D3 + JavaScript Tooling's Not (Just) For Unicorns

A horrible introduction to using modern JavaScript tooling with D3

Chapter 4

Meeting npm

Now that we have node installed, we’re going to learn about its most important part: its package manager! Packages are pieces of code and tools that were written by someone else.

For example, instead of writing a ton of code that talks to a web server to download web pages, there’s a package that will do it for me. Or instead of writing a ton of code that turns 3 into      3, we can use a package to do that too! (I’m not kidding)

Note: Packages and libraries and modules are the same thing. People refer to packages as modules when using JavaScript.

The package manager for JavaScript is called npm, node package manager. If you know Python, it’s just like pip.

Let’s try to upgrade npm, just in case we don’t have the most recent version. We’re going to use npm to upgrade itself!

If you want to see what packages you already have installed, you can use npm list. Give it a shot!

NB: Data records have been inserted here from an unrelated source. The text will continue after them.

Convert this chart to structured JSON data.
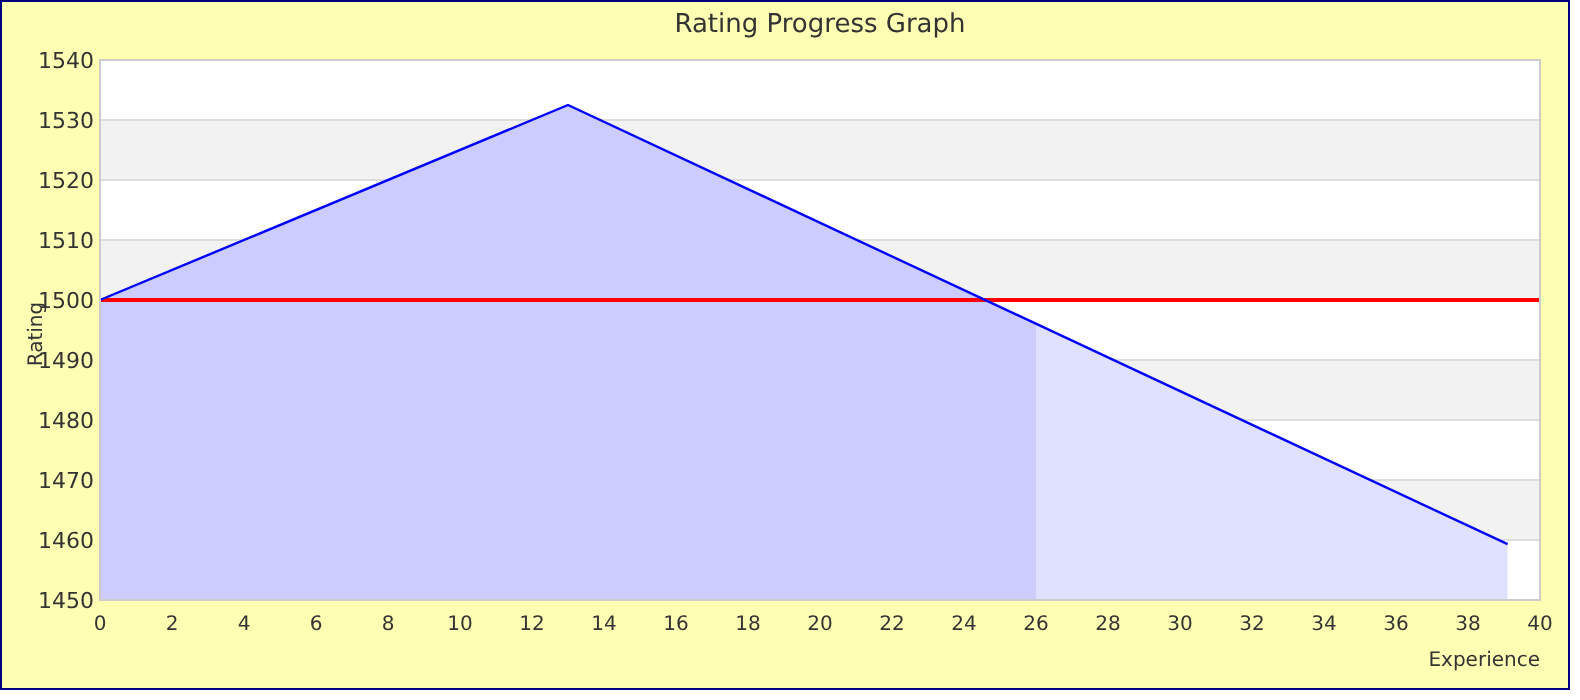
{
  "chart_data": {
    "type": "area",
    "title": "Rating Progress Graph",
    "xlabel": "Experience",
    "ylabel": "Rating",
    "series": [
      {
        "color": "#ccccff",
        "x": [
          0,
          13,
          26
        ],
        "values": [
          1500,
          1532.5,
          1495.8
        ]
      },
      {
        "color": "#e0e0ff",
        "x": [
          26,
          39.1
        ],
        "values": [
          1495.8,
          1459.3
        ]
      },
      {
        "type": "line",
        "color": "#0000ff",
        "x": [
          0,
          13,
          39.1
        ],
        "values": [
          1500,
          1532.5,
          1459.3
        ]
      }
    ],
    "xlim": [
      0,
      40
    ],
    "xticks": [
      0,
      2,
      4,
      6,
      8,
      10,
      12,
      14,
      16,
      18,
      20,
      22,
      24,
      26,
      28,
      30,
      32,
      34,
      36,
      38,
      40
    ],
    "ylim": [
      1450,
      1540
    ],
    "yticks": [
      1450,
      1460,
      1470,
      1480,
      1490,
      1500,
      1510,
      1520,
      1530,
      1540
    ],
    "grid": "y",
    "marker": "none",
    "ref_lines": [
      {
        "axis": "y",
        "value": 1500,
        "color": "#ff0000"
      }
    ]
  }
}
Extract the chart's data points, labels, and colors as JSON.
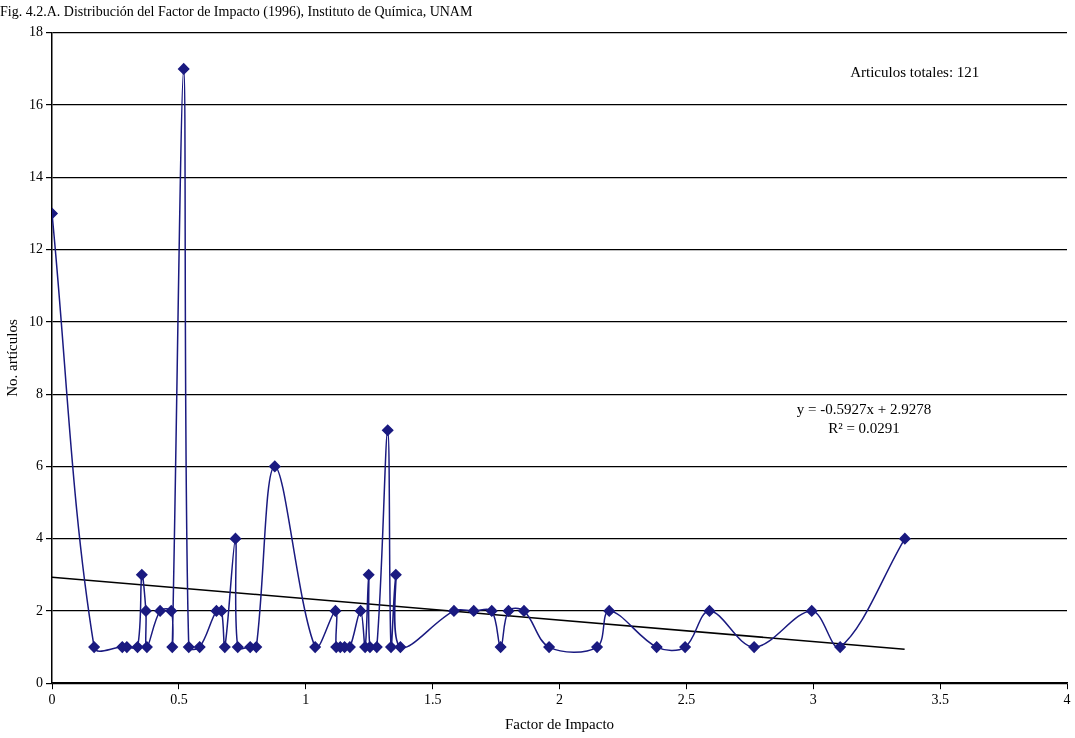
{
  "chart_data": {
    "type": "line",
    "title": "Fig. 4.2.A. Distribución del Factor de Impacto (1996), Instituto de Química, UNAM",
    "xlabel": "Factor de Impacto",
    "ylabel": "No. artículos",
    "x": [
      0,
      0.166,
      0.277,
      0.295,
      0.337,
      0.354,
      0.37,
      0.374,
      0.426,
      0.47,
      0.474,
      0.519,
      0.539,
      0.582,
      0.648,
      0.668,
      0.681,
      0.723,
      0.732,
      0.781,
      0.805,
      0.878,
      1.037,
      1.117,
      1.12,
      1.136,
      1.153,
      1.174,
      1.216,
      1.234,
      1.248,
      1.253,
      1.28,
      1.323,
      1.336,
      1.355,
      1.373,
      1.584,
      1.662,
      1.733,
      1.768,
      1.799,
      1.86,
      1.959,
      2.148,
      2.196,
      2.383,
      2.495,
      2.591,
      2.767,
      2.994,
      3.106,
      3.361
    ],
    "series": [
      {
        "color": "#1a1a80",
        "values": [
          13,
          1,
          1,
          1,
          1,
          3,
          2,
          1,
          2,
          2,
          1,
          17,
          1,
          1,
          2,
          2,
          1,
          4,
          1,
          1,
          1,
          6,
          1,
          2,
          1,
          1,
          1,
          1,
          2,
          1,
          3,
          1,
          1,
          7,
          1,
          3,
          1,
          2,
          2,
          2,
          1,
          2,
          2,
          1,
          1,
          2,
          1,
          1,
          2,
          1,
          2,
          1,
          4
        ]
      },
      {
        "type": "line",
        "color": "#000000",
        "marker": "none",
        "x": [
          0,
          3.36
        ],
        "values": [
          2.93,
          0.94
        ]
      }
    ],
    "xlim": [
      0,
      4
    ],
    "xticks": [
      0,
      0.5,
      1,
      1.5,
      2,
      2.5,
      3,
      3.5,
      4
    ],
    "ylim": [
      0,
      18
    ],
    "yticks": [
      0,
      2,
      4,
      6,
      8,
      10,
      12,
      14,
      16,
      18
    ],
    "grid": "y",
    "legend": false,
    "marker": "diamond",
    "annotations": [
      {
        "text": "Articulos totales: 121"
      },
      {
        "text": "y = -0.5927x + 2.9278"
      },
      {
        "text": "R² = 0.0291"
      }
    ]
  }
}
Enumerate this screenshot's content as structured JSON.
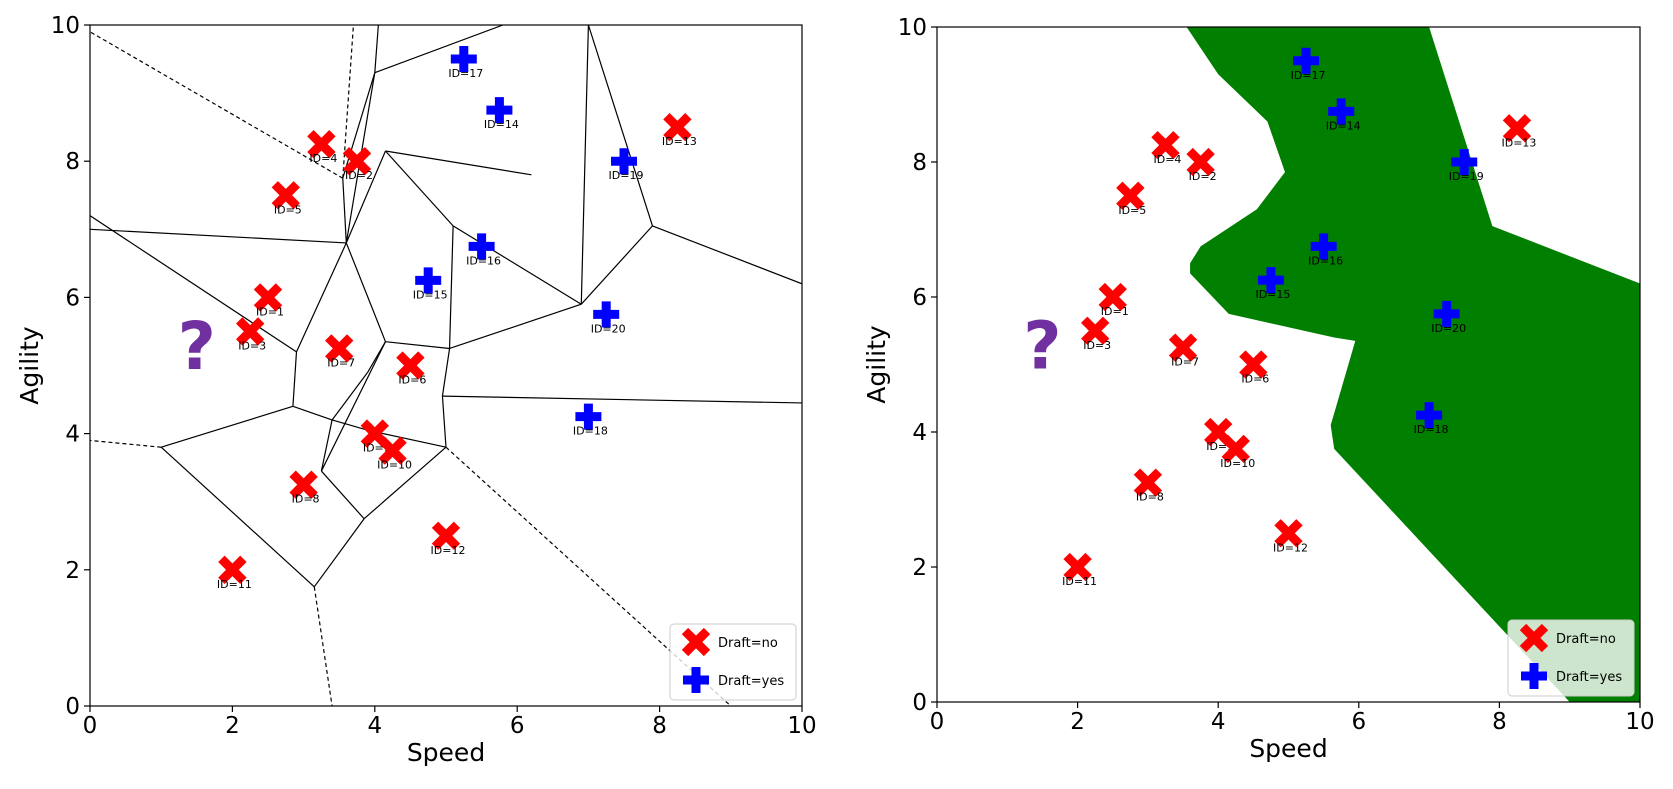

Maybe you don’t have anything installed? No big deal, we’ll install a package in our next step.

A big difference between npm and other package managers like pip is that npm installs things just for a specific project. When you’re working with Python, you have to try extra hard to say, “install this specific BeautifulSoup for this specific project,” but npm does it automatically.

This is kind of a pain if you keep using the same packages again and again and again, but it really helps keep your code organized, and ends up being worth it. Each project only has the exact modules that it needs, and if you need version 4.5 of something for one project and version 7.6 for another project it’s no big deal!

Another note: There are always a thousand options for everything in the node.js world. In this case, some people use yarn instead of npm. yarn was better than npm for like a year, but then npm absorbed all of its good parts and is now perfect and fine and has fewer bugs than yarn.